Hoofdstuk 20

21 3 0
                                    

Kreunend kom ik langzaam aan weer bij bewustzijn. Elk vezeltje in mijn lichaam doet pijn en ik heb verschrikkelijke hoofdpijn.

Traag doe ik knipperend mijn ogen open. Ik lig weer in de kerker waar het stoffig en donker is. Mijn rug ligt op de koude stenen stoffige vloer.

Voorzichtig ga ik overeind zitten, maar hoe voorzichtig ik het ook doe.
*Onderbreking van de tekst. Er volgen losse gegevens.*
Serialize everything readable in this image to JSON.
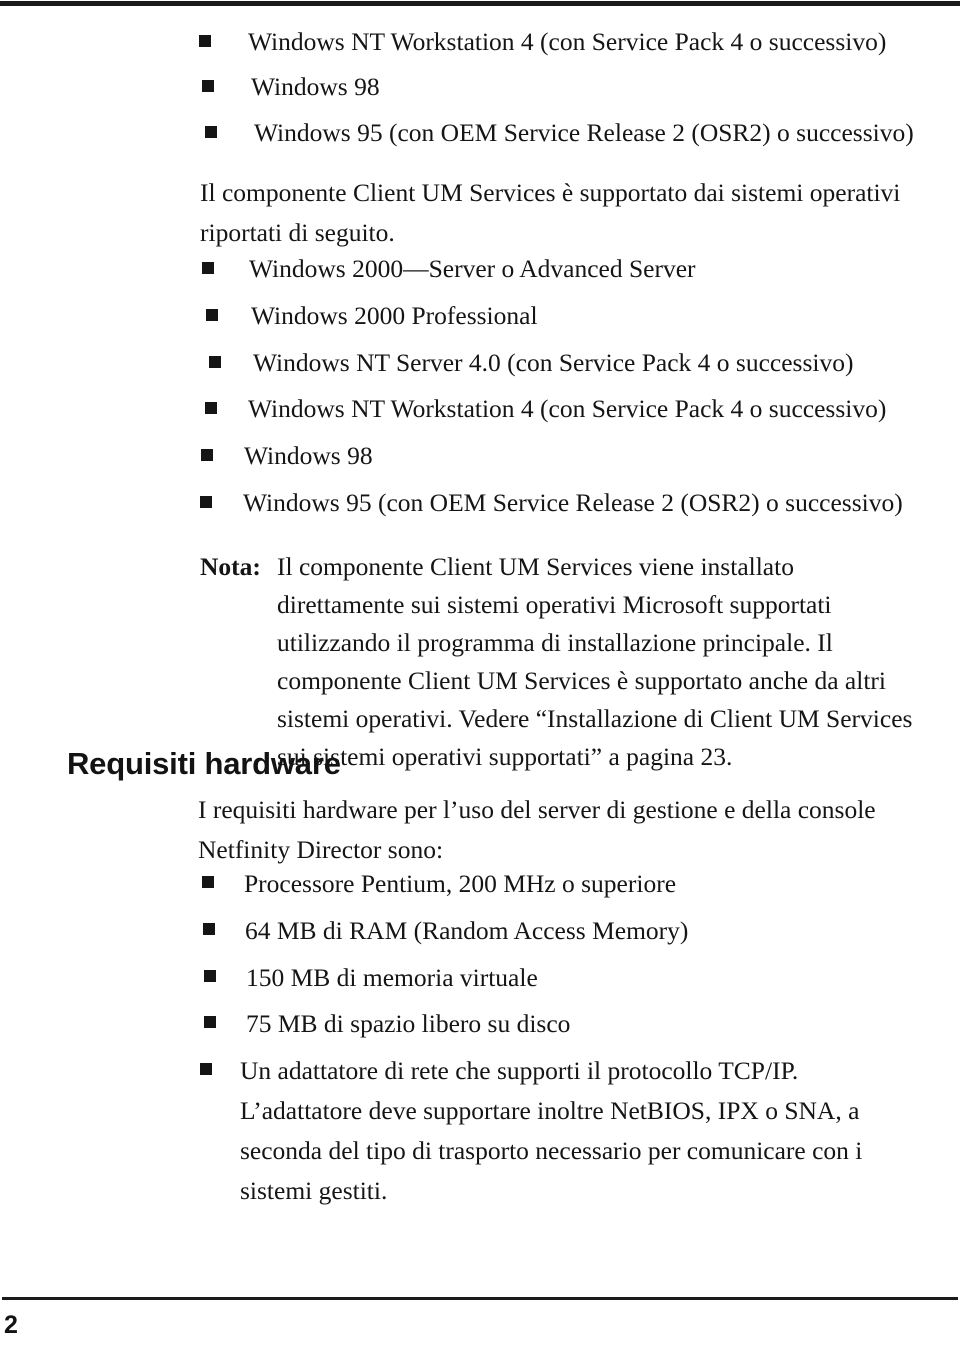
{
  "page": {
    "folio": "2",
    "language": "it",
    "bullet_glyph": "square-bullet"
  },
  "os_list_top": {
    "items": [
      "Windows NT Workstation 4 (con Service Pack 4 o successivo)",
      "Windows 98",
      "Windows 95 (con OEM Service Release 2 (OSR2) o successivo)"
    ]
  },
  "client_intro": {
    "text": "Il componente Client UM Services è supportato dai sistemi operativi\nriportati di seguito."
  },
  "client_os_list": {
    "items": [
      "Windows 2000—Server o Advanced Server",
      "Windows 2000 Professional",
      "Windows NT Server 4.0 (con Service Pack 4 o successivo)",
      "Windows NT Workstation 4 (con Service Pack 4 o successivo)",
      "Windows 98",
      "Windows 95 (con OEM Service Release 2 (OSR2) o successivo)"
    ]
  },
  "note": {
    "label": "Nota:",
    "body": "Il componente Client UM Services viene installato\ndirettamente sui sistemi operativi Microsoft supportati\nutilizzando il programma di installazione principale. Il\ncomponente Client UM Services è supportato anche da altri\nsistemi operativi. Vedere “Installazione di Client UM Services\nsui sistemi operativi supportati” a pagina 23."
  },
  "hardware_section": {
    "heading": "Requisiti hardware",
    "intro": "I requisiti hardware per l’uso del server di gestione e della console\nNetfinity Director sono:",
    "items": [
      "Processore Pentium, 200 MHz o superiore",
      "64 MB di RAM (Random Access Memory)",
      "150 MB di memoria virtuale",
      "75 MB di spazio libero su disco",
      "Un adattatore di rete che supporti il protocollo TCP/IP.\nL’adattatore deve supportare inoltre NetBIOS, IPX o SNA, a\nseconda del tipo di trasporto necessario per comunicare con i\nsistemi gestiti."
    ]
  }
}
Een vlaag van misselijkheid komt in me op. Alles om me heen begint te draaien als een paardenmolen. Mijn maag draait zich om en ik kokhalst, maar door mijn lege maag komt er alle geluk niks uit.

Ik schuif op mijn achterwerk naar de muur en laat me er tegen aan zakken. Alles aan mijn lichaam doet pijn, maar echt alles. Zelfs het kleinste botje of spiertje protesteert als ik beweeg.
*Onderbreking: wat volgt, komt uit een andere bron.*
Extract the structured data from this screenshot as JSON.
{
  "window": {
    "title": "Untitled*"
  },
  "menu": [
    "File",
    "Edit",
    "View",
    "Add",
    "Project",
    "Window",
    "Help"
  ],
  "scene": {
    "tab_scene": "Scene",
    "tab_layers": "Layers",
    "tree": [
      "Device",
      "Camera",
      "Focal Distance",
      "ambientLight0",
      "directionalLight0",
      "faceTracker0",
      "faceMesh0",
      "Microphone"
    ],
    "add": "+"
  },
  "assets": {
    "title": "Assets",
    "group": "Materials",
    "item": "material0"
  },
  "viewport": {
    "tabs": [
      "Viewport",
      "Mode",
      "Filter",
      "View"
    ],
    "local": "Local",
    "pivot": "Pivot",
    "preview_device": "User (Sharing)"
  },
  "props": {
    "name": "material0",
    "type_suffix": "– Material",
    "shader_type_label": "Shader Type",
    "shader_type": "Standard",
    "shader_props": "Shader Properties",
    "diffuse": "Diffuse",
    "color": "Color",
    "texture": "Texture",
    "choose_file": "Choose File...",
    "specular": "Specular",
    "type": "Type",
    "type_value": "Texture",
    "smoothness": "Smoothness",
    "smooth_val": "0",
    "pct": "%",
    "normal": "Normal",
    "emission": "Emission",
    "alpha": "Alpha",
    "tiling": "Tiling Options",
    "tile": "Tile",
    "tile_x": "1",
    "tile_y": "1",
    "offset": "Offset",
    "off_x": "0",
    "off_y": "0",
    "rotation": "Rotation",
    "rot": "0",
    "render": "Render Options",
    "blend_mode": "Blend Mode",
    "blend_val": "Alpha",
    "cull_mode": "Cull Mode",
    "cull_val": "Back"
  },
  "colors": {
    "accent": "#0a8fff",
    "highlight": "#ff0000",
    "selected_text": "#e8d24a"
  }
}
Beelden van gisteren flitsen door mijn geheugen. Oscar die me waarschuwt en me daarna van de berg afduwt. Ik die naar beneden valt en met een harde klap op een richel terecht komt, dat mijn leven red. Jazz die me kil aankijkt en haar arm tegen mijn keel duwt. Ik die boos word op haar en haar vader die me in elkaar slaat. Als laatste zie ik twee blauwe ogen die me verdrietig aankijken en daarna is alles zwart.

Zuchtend leg ik mijn hoofd tegen de stenen muur achter me en sluit mijn ogen.
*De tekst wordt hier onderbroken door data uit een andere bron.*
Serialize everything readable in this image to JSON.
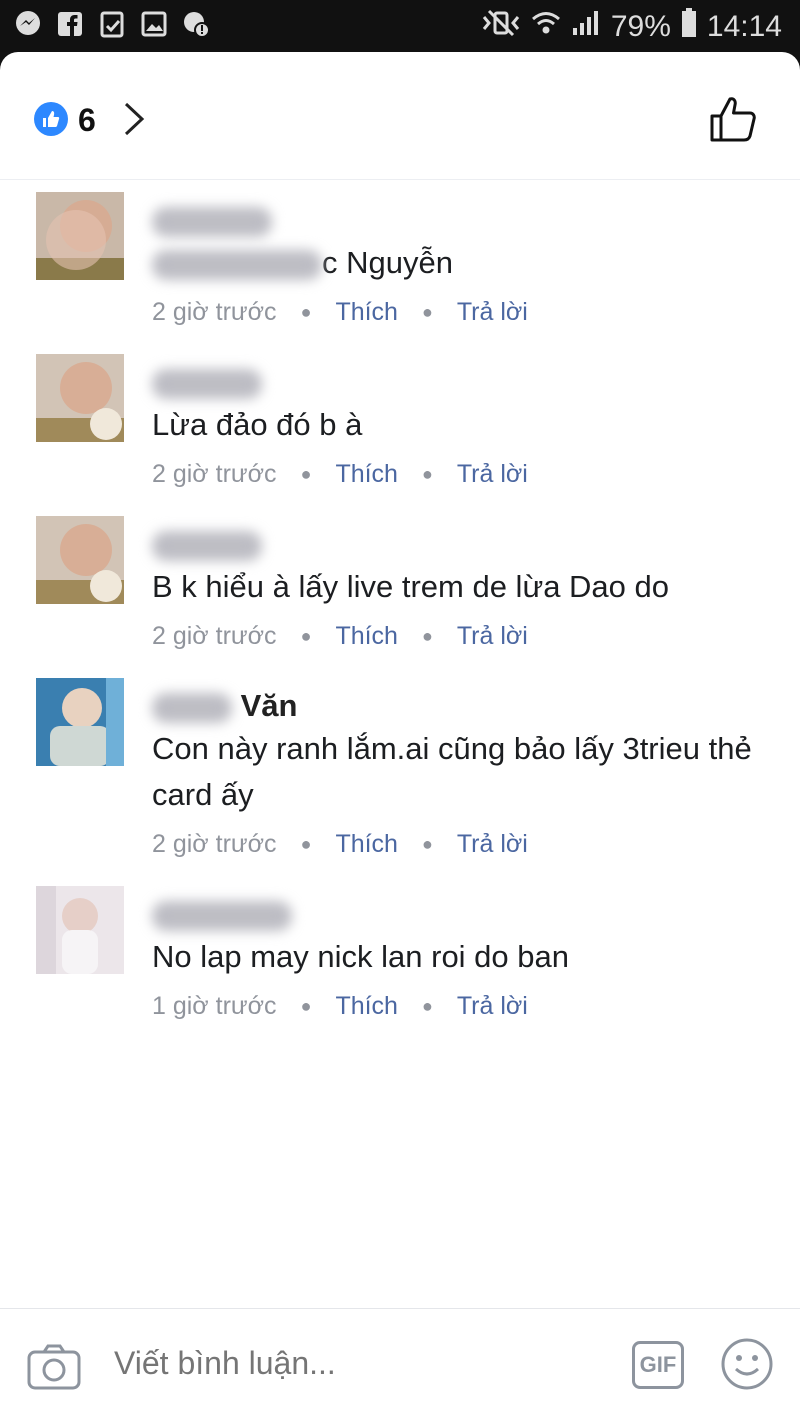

Een piepend geluid van scharnieren dringt mijn oren binnen. Het teken dat er een deur word open gedaan. Ik doe mijn ogen terug open en schiet overeind...en dat had ik beter niet kunnen doen. Pijnscheuten snellen door mijn lichaam heen en doen me dubbel klappen. Met een luide kreun stort ik terug neer op de stenen grond.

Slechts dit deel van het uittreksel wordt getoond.